The Divine Comedy were a fucking incredible band weren’t they?

I’ve been off my feet for four weeks due to injuring my knee. I’ve hardly moved and I think that fact is reflected in what looks like the two bags of sugar I’ve got stuffed under my top. Someone recently commented that some obese people have odd bumps under their clothes and referred to it as the ‘carrying a bag of snakes under the jumper syndrome’. What a great phase. Nasty but great all the same.

What is it with all the new sitcoms on the television?

They surely couldn’t be more cheesy and downright crap if they tried. They seem to be very fond at the moment of just making up a name for a programme which quirkily ties in with the names of the characters and then fitting stories around that. I won’t use programme names in particular as I’d probably get done for that but we all know what I mean, people with last names that match their professions such as gardeners or wildlife keepers.

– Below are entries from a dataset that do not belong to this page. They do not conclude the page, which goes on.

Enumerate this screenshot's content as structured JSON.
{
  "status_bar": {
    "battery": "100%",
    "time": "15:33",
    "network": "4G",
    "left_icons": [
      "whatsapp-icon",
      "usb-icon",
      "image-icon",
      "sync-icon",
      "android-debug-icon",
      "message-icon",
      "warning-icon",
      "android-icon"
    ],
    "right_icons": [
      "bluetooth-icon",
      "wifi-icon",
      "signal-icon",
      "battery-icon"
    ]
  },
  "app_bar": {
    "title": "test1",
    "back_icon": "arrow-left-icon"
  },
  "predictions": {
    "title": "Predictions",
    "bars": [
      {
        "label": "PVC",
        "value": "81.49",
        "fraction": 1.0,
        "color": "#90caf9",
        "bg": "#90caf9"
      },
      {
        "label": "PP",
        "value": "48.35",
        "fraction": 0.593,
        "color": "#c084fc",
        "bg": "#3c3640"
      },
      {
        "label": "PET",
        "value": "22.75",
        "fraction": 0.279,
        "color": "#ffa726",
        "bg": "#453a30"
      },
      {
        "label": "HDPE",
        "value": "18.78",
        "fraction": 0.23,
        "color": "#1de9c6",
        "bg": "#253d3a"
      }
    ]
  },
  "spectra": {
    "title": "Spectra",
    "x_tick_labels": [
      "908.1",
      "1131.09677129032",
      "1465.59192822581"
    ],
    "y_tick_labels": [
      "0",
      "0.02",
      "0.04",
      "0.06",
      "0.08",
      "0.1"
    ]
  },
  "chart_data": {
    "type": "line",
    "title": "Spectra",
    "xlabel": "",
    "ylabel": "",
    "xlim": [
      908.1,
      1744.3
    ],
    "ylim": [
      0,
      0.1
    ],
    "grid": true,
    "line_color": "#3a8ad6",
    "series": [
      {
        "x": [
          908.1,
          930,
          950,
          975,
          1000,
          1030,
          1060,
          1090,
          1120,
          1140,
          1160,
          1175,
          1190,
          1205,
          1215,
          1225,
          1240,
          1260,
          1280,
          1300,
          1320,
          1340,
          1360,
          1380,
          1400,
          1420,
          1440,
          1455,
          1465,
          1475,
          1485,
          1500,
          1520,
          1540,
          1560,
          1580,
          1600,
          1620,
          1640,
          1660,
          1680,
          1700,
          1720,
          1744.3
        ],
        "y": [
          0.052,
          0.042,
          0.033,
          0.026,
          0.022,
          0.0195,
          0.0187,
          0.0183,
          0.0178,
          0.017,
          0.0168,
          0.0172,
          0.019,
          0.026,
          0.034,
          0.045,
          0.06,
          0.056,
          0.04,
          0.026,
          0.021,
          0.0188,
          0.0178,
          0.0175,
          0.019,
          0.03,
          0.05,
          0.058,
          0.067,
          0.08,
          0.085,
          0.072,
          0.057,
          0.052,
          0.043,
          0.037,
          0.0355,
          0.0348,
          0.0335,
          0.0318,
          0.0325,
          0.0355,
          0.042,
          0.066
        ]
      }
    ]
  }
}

I was having a discussion recently and we came up with some of our own. Ideas were along the lines of; 160

Two crime fighting Dinnerladies, one called Anne Bangers, the other called Dorothy Mash. The show of course – ‘Bangers and Mash’.

A crime fighting window cleaner called Jim Pain (yes, as a witty reference to a ‘pane’ of glass) and his childhood sweetheart Gloria, called (are you getting the hang of it?’) - ‘Pain and Gloria’.

Crime fighting decorators who find bodies under the floorboards, called Mr Black and Mr Decker. I don’t need to carry on with this one….

My favourite idea for a new series however went like this;

Two cops masquerading as funeral directors, trying to uncover a series of crimes in the area. One old cop, one young. Name of the series – ‘Dead Beat’.

Honestly, I’m not kidding, I bet I could flog these ideas to television stations with rough pilot scripts churning out the usual nonsense such as the odd twist and the love interest. I really think they’d lap them up.

Shame I’m not going to because I’d like to think I’ve got some pride left. Now, look at this thing seriously, the above is a pile of old shit two people came up with at 12-30 at night in the space of ten minutes. Is what’s on television any better? I rest my case, which by the way could always be the last line from Mr John Just in the series called ‘Just in Case’ about a crime fighting traveling briefcase salesman.

One other thing. Why are they always crime fighting?

In my, yes admittedly, only short life, I’ve not met a single crime fighting lollypop lady or anything remotely resembling one. I think that would freak me out more than the criminal.

By the way, if you watch these programmes, you should seriously consider smashing your telly up with a hammer and going to the pub.